How We Work
Employment Data
Methodology
Every employment figure on Atlas-Legis comes directly from official ABA disclosures —
no rankings publications, no third-party aggregators, no adjustments.
Here's exactly how the numbers are sourced, defined, and calculated.
01
Raw-Data Integrity
Official ABA counts, preserved exactly as reported. Nothing added, nothing removed.
02
Denominator Clarity
Every percentage is clearly labeled — total graduates vs. subcategory totals are never mixed.
03
Comparative Neutrality
No composite scores, no weighting schemes. Schools are presented, not ranked by us.
Source
Where the data comes from
All employment figures are drawn from the ABA Employment Summary Reports for the Class of 2024,
which every ABA-accredited law school is required to publish under accreditation rules.
These are the most authoritative, standardized employment disclosures available for U.S. law schools.
Unit of analysis: The graduating class of each reporting institution.
Data reflects outcomes as reported by each school to the ABA — Atlas-Legis does not modify,
estimate, or infer any values.
Calculations
How percentages are computed
No percentages are stored in our dataset. Every figure you see on the site is
calculated live from raw graduate counts at the moment you open a school's profile.
This preserves precision and makes the underlying math fully auditable.
Unless otherwise noted, total graduates is always the denominator —
this is the total number of graduates reported by the school, including those with unknown employment status.
Values are rounded to one decimal place. No smoothing, weighting, or statistical adjustments are applied.
Definitions
What each metric means
Bar-Required Jobs
% of total graduates
Positions that require bar admission: all law firm roles, all judicial clerkships, government, and public interest jobs. This is the broadest measure of traditional legal employment.
( Law Firms + Clerkships + Government + Public Interest ) ÷ Total Graduates
BigLaw
% of total graduates
Employment at law firms with 251 or more attorneys — the threshold commonly used to define "BigLaw" in legal recruiting. Combines the 251–500 and 501+ attorney firm-size bands.

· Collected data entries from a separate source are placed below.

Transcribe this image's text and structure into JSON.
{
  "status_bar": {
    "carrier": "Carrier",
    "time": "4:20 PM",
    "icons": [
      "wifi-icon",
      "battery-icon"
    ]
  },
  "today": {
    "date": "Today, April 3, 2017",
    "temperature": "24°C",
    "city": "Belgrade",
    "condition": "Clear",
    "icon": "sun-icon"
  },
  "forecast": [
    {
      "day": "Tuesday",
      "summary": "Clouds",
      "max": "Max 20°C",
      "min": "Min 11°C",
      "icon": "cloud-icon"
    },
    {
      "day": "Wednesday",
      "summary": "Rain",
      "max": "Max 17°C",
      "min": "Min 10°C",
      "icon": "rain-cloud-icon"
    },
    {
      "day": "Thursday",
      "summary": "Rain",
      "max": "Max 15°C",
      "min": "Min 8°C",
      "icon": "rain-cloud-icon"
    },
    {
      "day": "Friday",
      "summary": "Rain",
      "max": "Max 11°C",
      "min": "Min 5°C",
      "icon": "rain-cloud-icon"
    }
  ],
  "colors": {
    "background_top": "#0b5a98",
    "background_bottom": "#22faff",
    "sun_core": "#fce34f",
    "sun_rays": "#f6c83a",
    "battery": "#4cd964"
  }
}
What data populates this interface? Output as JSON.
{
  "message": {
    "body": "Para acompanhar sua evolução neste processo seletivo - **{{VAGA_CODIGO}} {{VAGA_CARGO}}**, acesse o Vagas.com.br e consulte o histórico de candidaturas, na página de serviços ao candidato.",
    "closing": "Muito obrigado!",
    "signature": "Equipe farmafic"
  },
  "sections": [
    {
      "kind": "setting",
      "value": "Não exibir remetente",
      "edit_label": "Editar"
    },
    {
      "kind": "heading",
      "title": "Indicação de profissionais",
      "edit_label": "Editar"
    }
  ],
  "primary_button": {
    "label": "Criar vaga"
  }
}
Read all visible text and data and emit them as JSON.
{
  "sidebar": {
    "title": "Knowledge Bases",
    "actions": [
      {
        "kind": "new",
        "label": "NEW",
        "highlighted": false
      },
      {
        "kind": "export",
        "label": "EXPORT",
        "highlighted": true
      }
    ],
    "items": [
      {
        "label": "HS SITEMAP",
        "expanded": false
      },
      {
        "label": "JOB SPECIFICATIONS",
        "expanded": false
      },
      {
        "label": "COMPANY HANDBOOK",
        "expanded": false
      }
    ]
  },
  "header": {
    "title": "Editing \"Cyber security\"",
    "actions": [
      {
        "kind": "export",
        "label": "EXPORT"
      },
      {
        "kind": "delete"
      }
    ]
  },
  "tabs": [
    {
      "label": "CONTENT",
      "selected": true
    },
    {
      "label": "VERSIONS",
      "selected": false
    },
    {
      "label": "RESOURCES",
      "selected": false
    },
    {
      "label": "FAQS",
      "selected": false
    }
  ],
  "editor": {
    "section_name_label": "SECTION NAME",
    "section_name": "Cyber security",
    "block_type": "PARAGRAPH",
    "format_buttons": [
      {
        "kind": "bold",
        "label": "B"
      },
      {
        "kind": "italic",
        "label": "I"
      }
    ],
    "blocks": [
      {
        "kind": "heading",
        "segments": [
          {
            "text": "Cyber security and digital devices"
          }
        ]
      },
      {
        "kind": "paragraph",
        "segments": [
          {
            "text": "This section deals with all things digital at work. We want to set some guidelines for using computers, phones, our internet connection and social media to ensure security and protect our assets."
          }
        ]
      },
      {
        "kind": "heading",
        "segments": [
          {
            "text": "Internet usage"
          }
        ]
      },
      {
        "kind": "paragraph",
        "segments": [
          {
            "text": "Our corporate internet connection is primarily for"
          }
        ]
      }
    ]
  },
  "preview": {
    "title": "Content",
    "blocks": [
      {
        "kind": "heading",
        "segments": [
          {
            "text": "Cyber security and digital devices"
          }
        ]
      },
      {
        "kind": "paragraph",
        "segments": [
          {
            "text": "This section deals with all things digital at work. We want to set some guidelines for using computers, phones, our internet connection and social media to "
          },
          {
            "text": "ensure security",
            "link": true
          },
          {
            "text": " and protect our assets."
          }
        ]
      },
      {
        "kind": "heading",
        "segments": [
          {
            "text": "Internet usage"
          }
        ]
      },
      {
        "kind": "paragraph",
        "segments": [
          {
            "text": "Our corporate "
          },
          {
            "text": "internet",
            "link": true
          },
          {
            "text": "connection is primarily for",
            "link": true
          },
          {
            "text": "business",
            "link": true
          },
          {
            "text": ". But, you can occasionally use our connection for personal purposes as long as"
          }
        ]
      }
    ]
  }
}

( 251–500 attorneys + 501+ attorneys ) ÷ Total Graduates
Federal Clerkships
% of total graduates
Placements in federal judicial clerkships only. "All Clerkships" is the broader figure that also includes state/local, tribal, and international clerkships.
FTLT Employment Rate
Headline metric
The share of graduates in full-time, long-term employed positions across law firms, clerkships, government, public interest, business, and education. This is the headline figure displayed on each school's profile because it best reflects sustained legal career entry.
( LF + Clerkships + Gov + PI + Business + Education ) ÷ Total Graduates
Law Firm Distribution
Two views
Law firm outcomes appear in two formats:
As % of total graduates — how many of all graduating students landed at each firm size.
As % of law firm hires — the distribution within firm placements only. This view always sums to 100% and shows where in the firm-size spectrum a school's law firm placements are concentrated.
JD-Advantage
% of total graduates
Positions that don't require bar passage but where a JD is considered advantageous — such as compliance, consulting, or legal operations roles. These are not counted within bar-required employment.
Transparency
What we don't do
A few things Atlas-Legis deliberately avoids:
✕
No composite employment scores. We don't combine metrics into a single score that obscures the underlying tradeoffs between BigLaw placement, public interest work, and clerkships.
✕
No imputation. If a school didn't report a value, it shows as unavailable. We never estimate or fill in missing data.
✕
No third-party aggregators. Every number traces directly back to a school's official ABA filing — not a rankings publication or secondary source.
✓
What we do instead: Present the full ABA-reported distribution so you can weigh what matters to you — whether that's BigLaw, public service, clerkships, or geography.